Ещё по одному оставалось на ужин. Потом молча пили традиционно крепкий, сладкий и горячий чай, думая о своем. Иногда слушали далёкую стрельбу. Потом Боб подремал на заднем сиденье УАЗа, а я сидел на фишке. Потом я немного вздрогнул там же, а меня караулил Боб. Почистили стволы.
— Макс, вот мы тут уже сидим почти весь день, а ведь мимо нас ещё ни один человек не прошел. Я вообще не понимаю людей. Они сколько сидеть будут? Чего ждут то? Пока им волшебного пня не дадут?
— А куда идти то?! — я понимал, что Боб скорее не спрашивает, а делится своими мыслями, даже не ожидая ответа. Но диалог поддержал. — Вот давай порассуждаем. У нас почти миллионный город. У какого количества есть хотя бы дача, не говоря про дом в деревне? Не, это риторический вопрос, — махнул я рукой другу, который вознамерился что-то сказать. — Теперь из них отметём тех, у кого дача есть, но она не приспособлена к зиме. И есть ли на этой даче припасов столько, сколько нужно на зиму? Пешком потащишь? Бензина то в городе уже недели две нету, точнее, перебои и цены… — я помахал руками, не сумев быстро подобрать слова. — А дороги перегорожены!
Я переводил дух и собирался с мыслями, а Борис в это время налил в примус немного бензина и снова поставил чай. И ножом быстро вскрыл сгуху. Вот желудок, ей богу!

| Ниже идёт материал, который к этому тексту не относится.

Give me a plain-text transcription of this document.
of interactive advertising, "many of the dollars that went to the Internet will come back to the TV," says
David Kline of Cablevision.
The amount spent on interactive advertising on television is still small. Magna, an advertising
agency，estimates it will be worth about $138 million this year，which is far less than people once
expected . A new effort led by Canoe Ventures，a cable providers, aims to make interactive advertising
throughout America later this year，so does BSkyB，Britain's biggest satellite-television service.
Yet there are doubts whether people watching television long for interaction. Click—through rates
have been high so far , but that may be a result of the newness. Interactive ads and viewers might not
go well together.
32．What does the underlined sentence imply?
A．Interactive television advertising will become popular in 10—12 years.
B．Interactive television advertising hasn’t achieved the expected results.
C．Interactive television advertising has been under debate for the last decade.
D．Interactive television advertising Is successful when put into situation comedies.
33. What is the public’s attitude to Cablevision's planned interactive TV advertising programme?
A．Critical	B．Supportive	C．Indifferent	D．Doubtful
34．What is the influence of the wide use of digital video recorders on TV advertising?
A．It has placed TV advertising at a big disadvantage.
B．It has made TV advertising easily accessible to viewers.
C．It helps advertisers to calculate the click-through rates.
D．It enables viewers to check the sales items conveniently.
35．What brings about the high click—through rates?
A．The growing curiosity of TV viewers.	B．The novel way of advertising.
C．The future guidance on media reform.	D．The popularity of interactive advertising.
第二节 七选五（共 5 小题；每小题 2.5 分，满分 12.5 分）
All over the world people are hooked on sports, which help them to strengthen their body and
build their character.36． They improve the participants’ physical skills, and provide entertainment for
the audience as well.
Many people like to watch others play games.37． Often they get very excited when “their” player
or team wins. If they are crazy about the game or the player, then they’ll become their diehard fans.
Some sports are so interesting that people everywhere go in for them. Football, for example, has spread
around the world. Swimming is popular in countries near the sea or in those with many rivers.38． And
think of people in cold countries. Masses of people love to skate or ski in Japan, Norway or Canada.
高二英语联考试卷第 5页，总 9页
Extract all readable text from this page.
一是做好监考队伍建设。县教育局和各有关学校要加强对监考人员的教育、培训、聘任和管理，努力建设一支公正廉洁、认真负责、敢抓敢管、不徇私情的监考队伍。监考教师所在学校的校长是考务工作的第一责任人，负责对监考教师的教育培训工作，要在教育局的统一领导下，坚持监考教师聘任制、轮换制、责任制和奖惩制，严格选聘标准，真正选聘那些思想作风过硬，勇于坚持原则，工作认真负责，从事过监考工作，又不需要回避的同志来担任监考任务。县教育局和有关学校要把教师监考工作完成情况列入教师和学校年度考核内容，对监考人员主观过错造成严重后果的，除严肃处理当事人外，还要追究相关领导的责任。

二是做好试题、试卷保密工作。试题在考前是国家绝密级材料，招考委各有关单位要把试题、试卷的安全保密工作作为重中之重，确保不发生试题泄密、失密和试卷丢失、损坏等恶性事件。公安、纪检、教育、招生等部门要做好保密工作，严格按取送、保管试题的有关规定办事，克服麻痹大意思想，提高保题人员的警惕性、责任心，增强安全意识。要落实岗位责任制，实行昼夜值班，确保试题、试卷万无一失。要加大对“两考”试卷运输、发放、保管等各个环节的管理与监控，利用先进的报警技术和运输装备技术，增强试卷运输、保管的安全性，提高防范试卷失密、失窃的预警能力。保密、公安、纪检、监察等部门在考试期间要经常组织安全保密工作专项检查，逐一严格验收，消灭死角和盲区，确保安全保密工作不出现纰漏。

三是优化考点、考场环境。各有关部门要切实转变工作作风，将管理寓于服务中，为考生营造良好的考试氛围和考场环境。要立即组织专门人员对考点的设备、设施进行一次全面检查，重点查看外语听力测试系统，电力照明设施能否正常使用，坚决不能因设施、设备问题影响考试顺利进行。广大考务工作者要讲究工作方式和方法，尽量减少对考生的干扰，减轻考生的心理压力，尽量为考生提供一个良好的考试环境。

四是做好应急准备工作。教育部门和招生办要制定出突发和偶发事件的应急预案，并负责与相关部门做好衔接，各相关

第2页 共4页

— А сколько народу у нас в принципе могут совершать длительные переходы? Так, чтобы и рюкзак тащить, и место под стоянку выбрать, и не замёрзнуть ночью? Температура то с плюса на минус, то дождь, то мороз. И сколько из тех, кто прошел за день нормальное расстояние, после этого не будет болеть с непривычных нагрузок? Я то точно знаю, Борян, я ходил, ну ты в курсе, — я даже ткнул пальцем в его сторону, а он послушно закивал головой, дуя на горячий чай.
А я и правда ходил. И точно знаю, каково это.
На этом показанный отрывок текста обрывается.